People are minds that rely on metaphor and associative thinking to make meaning. Gregory Bateson, the great biologist and systems theorist, has said, "Logic is a very elegant tool, but logic alone won't quite do... because that whole fabric of living things is not put together by logic.... Metaphor is right at the bottom of being alive" (cited in: Capra, F., Uncommon Wisdom, Bantam Books, New York, 1988, p. 76-77).
Cross-fertilization between various worlds of experience, for example, allows one to abstract differences and commonalities, and to make metaphorical connections from these. Metaphor-making forms a critical basis of thinking and feeling. We see this in everyday life when a person seems to "jump rails" from one line of thought to another that is seemingly unrelated. Business needs to appreciate these zigzags of mind if it is ever going to produce valid predictive models of human motivation and experience, as well as give "Big Data" half a chance to generate big ideas.

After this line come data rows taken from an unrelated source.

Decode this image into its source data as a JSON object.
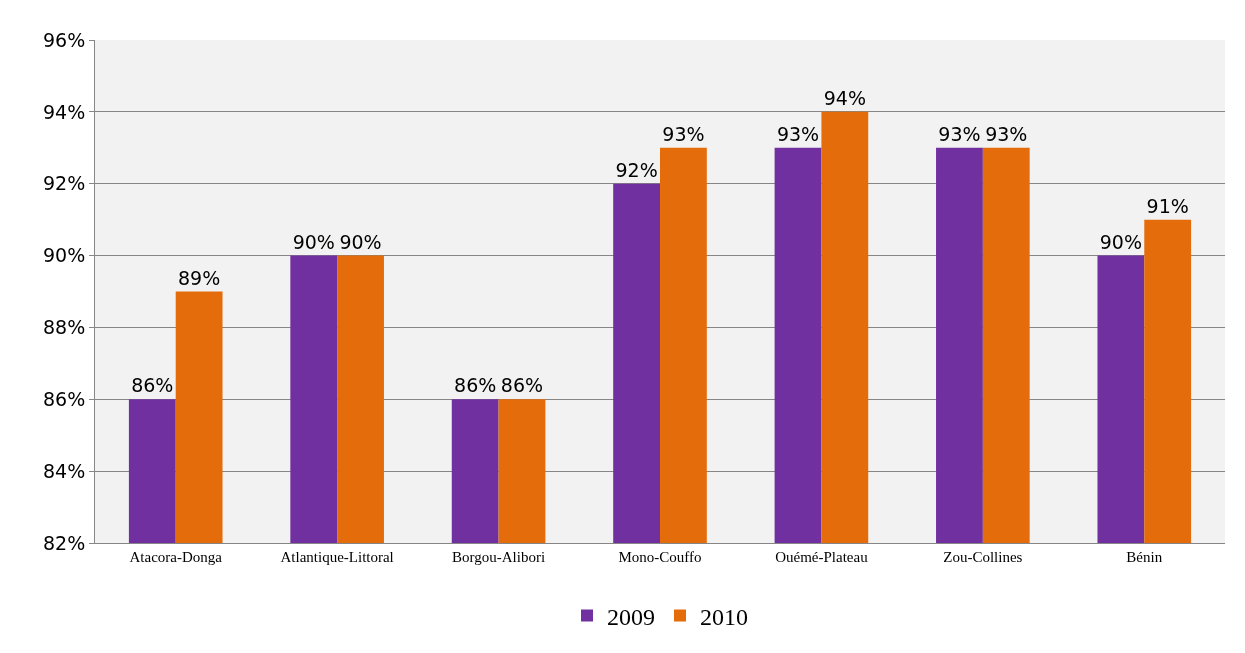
{
  "chart_data": {
    "type": "bar",
    "categories": [
      "Atacora-Donga",
      "Atlantique-Littoral",
      "Borgou-Alibori",
      "Mono-Couffo",
      "Ouémé-Plateau",
      "Zou-Collines",
      "Bénin"
    ],
    "series": [
      {
        "name": "2009",
        "color": "#7030a0",
        "values": [
          86,
          90,
          86,
          92,
          93,
          93,
          90
        ],
        "value_labels": [
          "86%",
          "90%",
          "86%",
          "92%",
          "93%",
          "93%",
          "90%"
        ]
      },
      {
        "name": "2010",
        "color": "#e46c0a",
        "values": [
          89,
          90,
          86,
          93,
          94,
          93,
          91
        ],
        "value_labels": [
          "89%",
          "90%",
          "86%",
          "93%",
          "94%",
          "93%",
          "91%"
        ]
      }
    ],
    "ylim": [
      82,
      96
    ],
    "yticks": [
      {
        "value": 82,
        "label": "82%"
      },
      {
        "value": 84,
        "label": "84%"
      },
      {
        "value": 86,
        "label": "86%"
      },
      {
        "value": 88,
        "label": "88%"
      },
      {
        "value": 90,
        "label": "90%"
      },
      {
        "value": 92,
        "label": "92%"
      },
      {
        "value": 94,
        "label": "94%"
      },
      {
        "value": 96,
        "label": "96%"
      }
    ],
    "grid": "y",
    "legend": "bottom"
  }
}
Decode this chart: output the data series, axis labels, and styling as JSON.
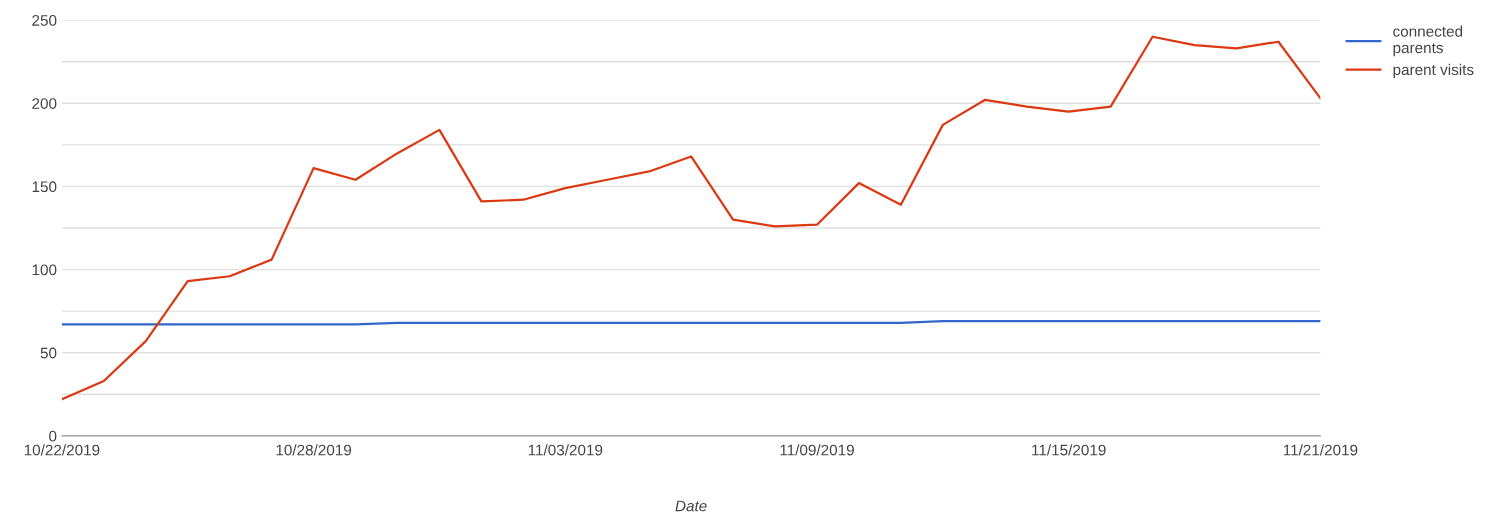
{
  "chart_data": {
    "type": "line",
    "xlabel": "Date",
    "x": [
      "2019-10-22",
      "2019-10-23",
      "2019-10-24",
      "2019-10-25",
      "2019-10-26",
      "2019-10-27",
      "2019-10-28",
      "2019-10-29",
      "2019-10-30",
      "2019-10-31",
      "2019-11-01",
      "2019-11-02",
      "2019-11-03",
      "2019-11-04",
      "2019-11-05",
      "2019-11-06",
      "2019-11-07",
      "2019-11-08",
      "2019-11-09",
      "2019-11-10",
      "2019-11-11",
      "2019-11-12",
      "2019-11-13",
      "2019-11-14",
      "2019-11-15",
      "2019-11-16",
      "2019-11-17",
      "2019-11-18",
      "2019-11-19",
      "2019-11-20",
      "2019-11-21"
    ],
    "series": [
      {
        "name": "connected parents",
        "color": "#3366cc",
        "values": [
          67,
          67,
          67,
          67,
          67,
          67,
          67,
          67,
          68,
          68,
          68,
          68,
          68,
          68,
          68,
          68,
          68,
          68,
          68,
          68,
          68,
          69,
          69,
          69,
          69,
          69,
          69,
          69,
          69,
          69,
          69
        ]
      },
      {
        "name": "parent visits",
        "color": "#dc3912",
        "values": [
          22,
          33,
          57,
          93,
          96,
          106,
          161,
          154,
          170,
          184,
          141,
          142,
          149,
          154,
          159,
          168,
          130,
          126,
          127,
          152,
          139,
          187,
          202,
          198,
          195,
          198,
          240,
          235,
          233,
          237,
          203
        ]
      }
    ],
    "xlim": [
      "2019-10-22",
      "2019-11-21"
    ],
    "xticks": [
      {
        "value": "2019-10-22",
        "label": "10/22/2019"
      },
      {
        "value": "2019-10-28",
        "label": "10/28/2019"
      },
      {
        "value": "2019-11-03",
        "label": "11/03/2019"
      },
      {
        "value": "2019-11-09",
        "label": "11/09/2019"
      },
      {
        "value": "2019-11-15",
        "label": "11/15/2019"
      },
      {
        "value": "2019-11-21",
        "label": "11/21/2019"
      }
    ],
    "ylim": [
      0,
      250
    ],
    "yticks": [
      0,
      {
        "value": 25,
        "label": null
      },
      50,
      {
        "value": 75,
        "label": null
      },
      100,
      {
        "value": 125,
        "label": null
      },
      150,
      {
        "value": 175,
        "label": null
      },
      200,
      {
        "value": 225,
        "label": null
      },
      250
    ],
    "grid": "y",
    "legend": "top right",
    "marker": "none",
    "line_style": "solid"
  }
}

As for paradox, let's let "The Boss," Bruce Springsteen, set the tone, by remembering his 2012 SXSW speech, when he spoke poignantly about paradox. He said:
"Don't take yourself too seriously, and take yourself as seriously as death itself.
Don't worry. Worry your ass off.
Have iron clad confidence, but doubt. It keeps you awake and alert.
Believe you are the baddest ass in town --
And you suck! It keeps you honest.
Be able to keep two completely contradictory ideas alive and well inside of your heart and head at all times. If it doesn't drive you crazy, it will make you strong."
If business becomes more open and empathetic to the tales real people tell when given the time and leeway, insights can accrue from this "deep listening" that lead to ideas that can see marketing efforts lift sales while they lift peoples' way of seeing their world and themselves.
Isn't that the best definition of art?